The force from the cue F remains horizontal during the hit and the contact between cue and ball is short-termed. The kinetic coefficient of friction between the table and the ball is mu_k
PROBLEM a) Determine the ball's angular velocity omega0 immediately after the hit.
-----
Since the below-c.m. hit will give the ball backspin (draw English), the ball won't have natural roll. Therefore, I can't use the simple equation v0 = omega0*r, since that relationship only exist in natural roll.
Instead, I have to use Newton's 2nd law, sum_F = m*a and the rotational equivalent sum_tau = I * alpha, where tau is torque (around the c.m.), I is moment of inertia of the ball and alpha is its angular acceleration.
(1) sum_F = m*a <=> sum_F = m*alpha*r
<=> F - mu_k*m*g = m*alpha*r
(2) sum_tau = I*alpha <=> r*F - 2/3*r*mu_k*m*g = (2/3)*m*r^2*alpha
The two expressions each have only one unknown variable, alpha. In (1) alpha is the translational contribution to the angular acceleraton, and in (2) its the rotational contribution to the angular acceleration. Sum_alpha can now be determined. The hit has the duration dt, so omega0 = sum_alpha * dt. By substituting the expression for alpha into that equation I ought to have determined omega0. Right?
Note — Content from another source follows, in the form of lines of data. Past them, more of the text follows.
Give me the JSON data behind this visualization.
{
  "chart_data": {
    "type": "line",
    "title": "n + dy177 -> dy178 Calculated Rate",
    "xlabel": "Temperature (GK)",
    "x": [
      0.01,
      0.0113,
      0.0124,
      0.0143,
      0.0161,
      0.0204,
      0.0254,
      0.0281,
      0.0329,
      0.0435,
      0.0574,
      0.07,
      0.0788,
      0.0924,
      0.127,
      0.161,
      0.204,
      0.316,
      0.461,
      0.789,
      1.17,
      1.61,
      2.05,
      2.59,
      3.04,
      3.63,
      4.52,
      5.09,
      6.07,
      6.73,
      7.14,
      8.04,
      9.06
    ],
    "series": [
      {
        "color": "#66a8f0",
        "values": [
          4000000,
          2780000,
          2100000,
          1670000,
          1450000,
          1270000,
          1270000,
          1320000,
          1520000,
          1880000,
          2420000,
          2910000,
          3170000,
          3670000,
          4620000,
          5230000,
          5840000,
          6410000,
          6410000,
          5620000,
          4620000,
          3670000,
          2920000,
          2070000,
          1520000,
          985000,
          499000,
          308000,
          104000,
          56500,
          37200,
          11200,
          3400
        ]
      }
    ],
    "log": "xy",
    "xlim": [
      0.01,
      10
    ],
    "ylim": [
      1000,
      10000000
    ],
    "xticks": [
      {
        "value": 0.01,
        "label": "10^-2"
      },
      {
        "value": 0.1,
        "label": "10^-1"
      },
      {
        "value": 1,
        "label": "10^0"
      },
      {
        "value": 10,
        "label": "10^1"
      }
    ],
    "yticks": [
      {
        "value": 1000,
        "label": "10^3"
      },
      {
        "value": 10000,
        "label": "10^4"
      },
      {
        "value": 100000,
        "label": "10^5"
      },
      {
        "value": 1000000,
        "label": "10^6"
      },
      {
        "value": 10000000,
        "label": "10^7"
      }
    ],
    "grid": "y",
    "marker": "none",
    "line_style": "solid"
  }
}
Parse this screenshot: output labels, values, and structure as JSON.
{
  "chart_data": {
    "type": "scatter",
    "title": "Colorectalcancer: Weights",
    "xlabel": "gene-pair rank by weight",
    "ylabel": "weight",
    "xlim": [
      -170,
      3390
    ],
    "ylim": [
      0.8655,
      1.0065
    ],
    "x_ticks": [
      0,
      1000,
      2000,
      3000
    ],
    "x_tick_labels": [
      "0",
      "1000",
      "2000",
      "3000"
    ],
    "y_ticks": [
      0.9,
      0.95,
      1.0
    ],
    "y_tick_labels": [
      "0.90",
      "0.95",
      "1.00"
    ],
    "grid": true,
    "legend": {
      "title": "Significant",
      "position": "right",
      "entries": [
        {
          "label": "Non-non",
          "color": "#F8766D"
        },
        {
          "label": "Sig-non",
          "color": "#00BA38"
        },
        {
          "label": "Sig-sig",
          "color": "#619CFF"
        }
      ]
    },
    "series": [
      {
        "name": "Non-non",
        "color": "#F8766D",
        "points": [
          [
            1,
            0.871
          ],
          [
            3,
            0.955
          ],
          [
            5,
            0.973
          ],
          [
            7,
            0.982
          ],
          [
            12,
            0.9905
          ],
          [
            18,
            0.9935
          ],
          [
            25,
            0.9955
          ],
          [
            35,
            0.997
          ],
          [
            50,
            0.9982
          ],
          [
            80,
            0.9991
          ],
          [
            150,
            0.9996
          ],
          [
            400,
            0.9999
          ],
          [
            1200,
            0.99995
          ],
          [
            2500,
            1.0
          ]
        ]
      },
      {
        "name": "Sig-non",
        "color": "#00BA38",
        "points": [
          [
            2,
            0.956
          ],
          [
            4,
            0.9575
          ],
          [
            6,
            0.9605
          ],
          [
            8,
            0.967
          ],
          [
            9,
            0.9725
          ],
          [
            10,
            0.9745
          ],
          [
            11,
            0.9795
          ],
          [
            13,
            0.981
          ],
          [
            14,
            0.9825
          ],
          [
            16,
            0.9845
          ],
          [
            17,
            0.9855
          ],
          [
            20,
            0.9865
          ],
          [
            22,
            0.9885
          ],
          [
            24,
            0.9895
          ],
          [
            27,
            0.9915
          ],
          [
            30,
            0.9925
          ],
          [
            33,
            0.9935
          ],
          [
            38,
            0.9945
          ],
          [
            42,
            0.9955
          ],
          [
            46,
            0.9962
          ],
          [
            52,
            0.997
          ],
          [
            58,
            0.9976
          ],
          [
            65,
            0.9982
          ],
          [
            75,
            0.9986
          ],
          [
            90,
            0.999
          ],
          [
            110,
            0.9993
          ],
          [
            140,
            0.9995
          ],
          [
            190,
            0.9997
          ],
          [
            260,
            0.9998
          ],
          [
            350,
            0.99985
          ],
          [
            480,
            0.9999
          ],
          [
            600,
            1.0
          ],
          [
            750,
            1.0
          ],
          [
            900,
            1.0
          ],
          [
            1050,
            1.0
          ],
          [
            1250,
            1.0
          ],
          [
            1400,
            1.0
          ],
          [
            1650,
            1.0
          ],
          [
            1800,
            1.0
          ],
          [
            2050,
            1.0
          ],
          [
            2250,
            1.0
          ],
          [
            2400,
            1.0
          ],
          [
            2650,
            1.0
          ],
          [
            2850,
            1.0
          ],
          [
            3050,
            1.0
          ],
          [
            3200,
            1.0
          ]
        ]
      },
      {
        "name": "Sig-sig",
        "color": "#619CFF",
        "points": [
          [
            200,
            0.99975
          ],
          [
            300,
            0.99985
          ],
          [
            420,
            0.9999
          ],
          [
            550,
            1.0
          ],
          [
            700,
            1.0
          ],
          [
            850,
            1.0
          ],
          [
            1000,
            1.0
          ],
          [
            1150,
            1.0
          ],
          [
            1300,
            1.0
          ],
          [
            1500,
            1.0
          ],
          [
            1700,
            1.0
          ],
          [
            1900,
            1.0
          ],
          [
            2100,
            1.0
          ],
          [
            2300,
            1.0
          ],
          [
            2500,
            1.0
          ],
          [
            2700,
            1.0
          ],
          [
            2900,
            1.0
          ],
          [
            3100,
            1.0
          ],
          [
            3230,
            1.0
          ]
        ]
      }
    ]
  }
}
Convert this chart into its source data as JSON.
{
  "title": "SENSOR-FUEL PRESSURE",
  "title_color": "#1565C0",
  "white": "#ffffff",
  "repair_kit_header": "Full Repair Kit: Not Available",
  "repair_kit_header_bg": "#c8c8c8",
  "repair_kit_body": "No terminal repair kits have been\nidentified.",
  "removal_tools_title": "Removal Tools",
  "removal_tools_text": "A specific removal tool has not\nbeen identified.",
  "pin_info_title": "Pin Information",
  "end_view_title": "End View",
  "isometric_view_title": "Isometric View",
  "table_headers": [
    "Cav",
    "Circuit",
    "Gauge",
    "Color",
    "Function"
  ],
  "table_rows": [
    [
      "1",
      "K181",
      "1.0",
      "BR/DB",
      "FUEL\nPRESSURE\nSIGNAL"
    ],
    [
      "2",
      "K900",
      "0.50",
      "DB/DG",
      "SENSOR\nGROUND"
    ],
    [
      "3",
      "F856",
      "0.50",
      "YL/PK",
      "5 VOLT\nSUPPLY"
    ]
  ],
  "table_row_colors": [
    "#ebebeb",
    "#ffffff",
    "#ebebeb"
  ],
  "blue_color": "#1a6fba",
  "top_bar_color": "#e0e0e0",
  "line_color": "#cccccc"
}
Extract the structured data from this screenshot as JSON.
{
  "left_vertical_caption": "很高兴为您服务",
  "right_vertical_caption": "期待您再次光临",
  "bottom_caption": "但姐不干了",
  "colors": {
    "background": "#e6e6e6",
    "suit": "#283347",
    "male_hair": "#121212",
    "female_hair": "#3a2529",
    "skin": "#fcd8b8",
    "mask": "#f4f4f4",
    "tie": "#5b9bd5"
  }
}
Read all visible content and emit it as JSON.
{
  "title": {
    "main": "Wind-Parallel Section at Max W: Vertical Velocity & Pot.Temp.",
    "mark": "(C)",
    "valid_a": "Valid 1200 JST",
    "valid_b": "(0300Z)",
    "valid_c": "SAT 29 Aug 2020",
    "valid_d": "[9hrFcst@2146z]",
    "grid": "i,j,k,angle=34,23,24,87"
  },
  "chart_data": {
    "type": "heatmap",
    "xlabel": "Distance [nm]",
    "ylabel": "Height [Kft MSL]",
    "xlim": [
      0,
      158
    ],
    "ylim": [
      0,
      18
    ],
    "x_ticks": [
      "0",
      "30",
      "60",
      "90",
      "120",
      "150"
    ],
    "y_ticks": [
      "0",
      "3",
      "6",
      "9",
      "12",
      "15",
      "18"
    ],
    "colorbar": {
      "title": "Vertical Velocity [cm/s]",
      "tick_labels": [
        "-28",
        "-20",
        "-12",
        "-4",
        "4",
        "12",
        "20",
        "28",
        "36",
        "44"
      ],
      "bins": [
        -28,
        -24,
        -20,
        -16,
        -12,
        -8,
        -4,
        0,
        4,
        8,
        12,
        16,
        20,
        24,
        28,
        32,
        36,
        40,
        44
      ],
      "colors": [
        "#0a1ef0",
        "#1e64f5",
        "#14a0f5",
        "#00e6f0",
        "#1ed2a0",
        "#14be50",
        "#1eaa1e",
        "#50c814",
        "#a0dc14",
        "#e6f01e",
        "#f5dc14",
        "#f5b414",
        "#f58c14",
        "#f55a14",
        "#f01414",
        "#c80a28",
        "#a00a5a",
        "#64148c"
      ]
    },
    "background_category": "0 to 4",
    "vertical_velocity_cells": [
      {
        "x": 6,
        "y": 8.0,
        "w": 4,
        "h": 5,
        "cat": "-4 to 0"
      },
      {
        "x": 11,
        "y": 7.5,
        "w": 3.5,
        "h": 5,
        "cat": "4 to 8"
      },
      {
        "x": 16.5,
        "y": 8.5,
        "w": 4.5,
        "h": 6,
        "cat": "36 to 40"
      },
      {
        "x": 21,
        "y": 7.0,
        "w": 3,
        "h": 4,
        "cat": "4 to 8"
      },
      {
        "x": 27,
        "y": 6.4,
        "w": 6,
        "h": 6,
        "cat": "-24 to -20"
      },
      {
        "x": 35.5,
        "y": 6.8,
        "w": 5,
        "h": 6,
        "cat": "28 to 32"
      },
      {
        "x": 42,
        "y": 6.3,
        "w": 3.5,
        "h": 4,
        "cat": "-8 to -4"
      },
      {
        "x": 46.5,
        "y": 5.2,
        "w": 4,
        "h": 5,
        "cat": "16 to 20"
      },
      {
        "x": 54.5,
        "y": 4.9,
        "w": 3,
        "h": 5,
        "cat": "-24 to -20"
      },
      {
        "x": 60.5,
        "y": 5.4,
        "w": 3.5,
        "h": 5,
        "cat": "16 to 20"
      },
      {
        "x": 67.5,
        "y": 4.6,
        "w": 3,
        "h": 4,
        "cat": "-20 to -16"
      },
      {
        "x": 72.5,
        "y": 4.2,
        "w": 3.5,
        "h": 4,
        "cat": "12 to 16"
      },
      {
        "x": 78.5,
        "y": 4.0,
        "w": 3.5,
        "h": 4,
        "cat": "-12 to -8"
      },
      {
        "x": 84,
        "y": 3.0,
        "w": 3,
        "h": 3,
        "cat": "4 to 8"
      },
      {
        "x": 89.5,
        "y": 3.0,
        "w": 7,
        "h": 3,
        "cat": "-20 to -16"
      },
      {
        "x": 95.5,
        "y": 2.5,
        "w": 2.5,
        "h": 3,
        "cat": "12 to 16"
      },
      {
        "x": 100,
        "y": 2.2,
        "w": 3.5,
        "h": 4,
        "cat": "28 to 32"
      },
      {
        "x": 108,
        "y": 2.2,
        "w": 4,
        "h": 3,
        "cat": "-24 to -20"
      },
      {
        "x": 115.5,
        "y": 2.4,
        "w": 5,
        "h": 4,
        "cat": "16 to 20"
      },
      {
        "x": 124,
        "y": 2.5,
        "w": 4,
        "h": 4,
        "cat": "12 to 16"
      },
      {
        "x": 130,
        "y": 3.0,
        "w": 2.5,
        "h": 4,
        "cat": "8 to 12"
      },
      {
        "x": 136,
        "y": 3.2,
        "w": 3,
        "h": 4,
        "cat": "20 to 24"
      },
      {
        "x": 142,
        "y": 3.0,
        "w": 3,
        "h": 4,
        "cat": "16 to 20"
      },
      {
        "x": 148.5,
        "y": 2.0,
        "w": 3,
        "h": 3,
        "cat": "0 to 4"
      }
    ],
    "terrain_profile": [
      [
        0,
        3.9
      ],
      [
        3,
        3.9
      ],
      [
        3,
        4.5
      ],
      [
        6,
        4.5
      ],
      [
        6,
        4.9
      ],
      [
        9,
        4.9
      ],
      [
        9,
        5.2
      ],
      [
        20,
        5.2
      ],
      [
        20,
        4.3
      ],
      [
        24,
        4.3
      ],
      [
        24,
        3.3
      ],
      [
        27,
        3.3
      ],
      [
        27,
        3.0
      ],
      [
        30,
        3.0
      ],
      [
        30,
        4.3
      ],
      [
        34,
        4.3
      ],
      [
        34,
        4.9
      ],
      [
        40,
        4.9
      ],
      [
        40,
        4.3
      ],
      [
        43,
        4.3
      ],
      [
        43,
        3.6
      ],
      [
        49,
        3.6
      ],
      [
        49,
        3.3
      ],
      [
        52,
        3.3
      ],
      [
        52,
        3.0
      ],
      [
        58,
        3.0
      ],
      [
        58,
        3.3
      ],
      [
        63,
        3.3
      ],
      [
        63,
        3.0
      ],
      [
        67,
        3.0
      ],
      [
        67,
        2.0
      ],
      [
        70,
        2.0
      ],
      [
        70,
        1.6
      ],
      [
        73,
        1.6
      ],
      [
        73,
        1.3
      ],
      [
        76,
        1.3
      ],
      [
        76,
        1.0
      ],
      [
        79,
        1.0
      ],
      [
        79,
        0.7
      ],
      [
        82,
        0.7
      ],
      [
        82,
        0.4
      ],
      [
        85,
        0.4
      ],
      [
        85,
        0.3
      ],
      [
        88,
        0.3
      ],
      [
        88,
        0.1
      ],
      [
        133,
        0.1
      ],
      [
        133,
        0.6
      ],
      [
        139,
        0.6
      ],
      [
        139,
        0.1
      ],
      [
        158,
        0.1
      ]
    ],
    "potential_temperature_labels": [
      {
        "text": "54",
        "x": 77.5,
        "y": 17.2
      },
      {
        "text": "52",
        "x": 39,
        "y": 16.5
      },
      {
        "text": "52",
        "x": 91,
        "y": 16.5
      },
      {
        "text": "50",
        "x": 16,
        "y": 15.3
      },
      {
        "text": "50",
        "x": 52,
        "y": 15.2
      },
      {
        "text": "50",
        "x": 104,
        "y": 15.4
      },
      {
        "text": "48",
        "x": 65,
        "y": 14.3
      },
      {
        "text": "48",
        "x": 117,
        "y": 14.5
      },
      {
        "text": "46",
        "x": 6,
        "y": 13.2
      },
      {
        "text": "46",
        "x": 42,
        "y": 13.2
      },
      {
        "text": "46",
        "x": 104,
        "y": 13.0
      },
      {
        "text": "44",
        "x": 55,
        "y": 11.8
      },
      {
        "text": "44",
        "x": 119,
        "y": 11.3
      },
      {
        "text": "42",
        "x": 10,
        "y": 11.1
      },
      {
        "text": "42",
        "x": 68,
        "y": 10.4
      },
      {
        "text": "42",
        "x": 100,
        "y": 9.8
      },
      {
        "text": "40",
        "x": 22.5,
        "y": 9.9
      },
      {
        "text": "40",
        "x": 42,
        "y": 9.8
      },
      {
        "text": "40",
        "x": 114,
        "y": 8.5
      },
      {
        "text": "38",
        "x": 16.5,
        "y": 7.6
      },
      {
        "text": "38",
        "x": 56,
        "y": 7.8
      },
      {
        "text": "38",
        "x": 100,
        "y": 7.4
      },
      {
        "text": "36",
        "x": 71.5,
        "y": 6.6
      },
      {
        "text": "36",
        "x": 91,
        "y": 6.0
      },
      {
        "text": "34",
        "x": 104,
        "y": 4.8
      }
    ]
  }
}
PROBLEM b) What's the velocity of the ball when it beings to do natural roll?
----
The roll is natural when v = omega * r. Since the v0 and r is known, I should then be able to determine expressions for v and omega from the kinematic equations for the two types of motion. I guess the rolling friction can be ignored, since the needed coefficient isn't given. Therefore, there is no horizontal force. Right?
PROBLEM c) Determine the work of the friction force during the ball's movement until it starts rolling on the table.
----
The ball starts at the angle 0 and reaches an angle theta. The torque is constant, since the kinetic friction is constant. Then the work done by the friction force must be W_f = tau*(theta-0) <=> W_f = tau*theta. Right?
:shy: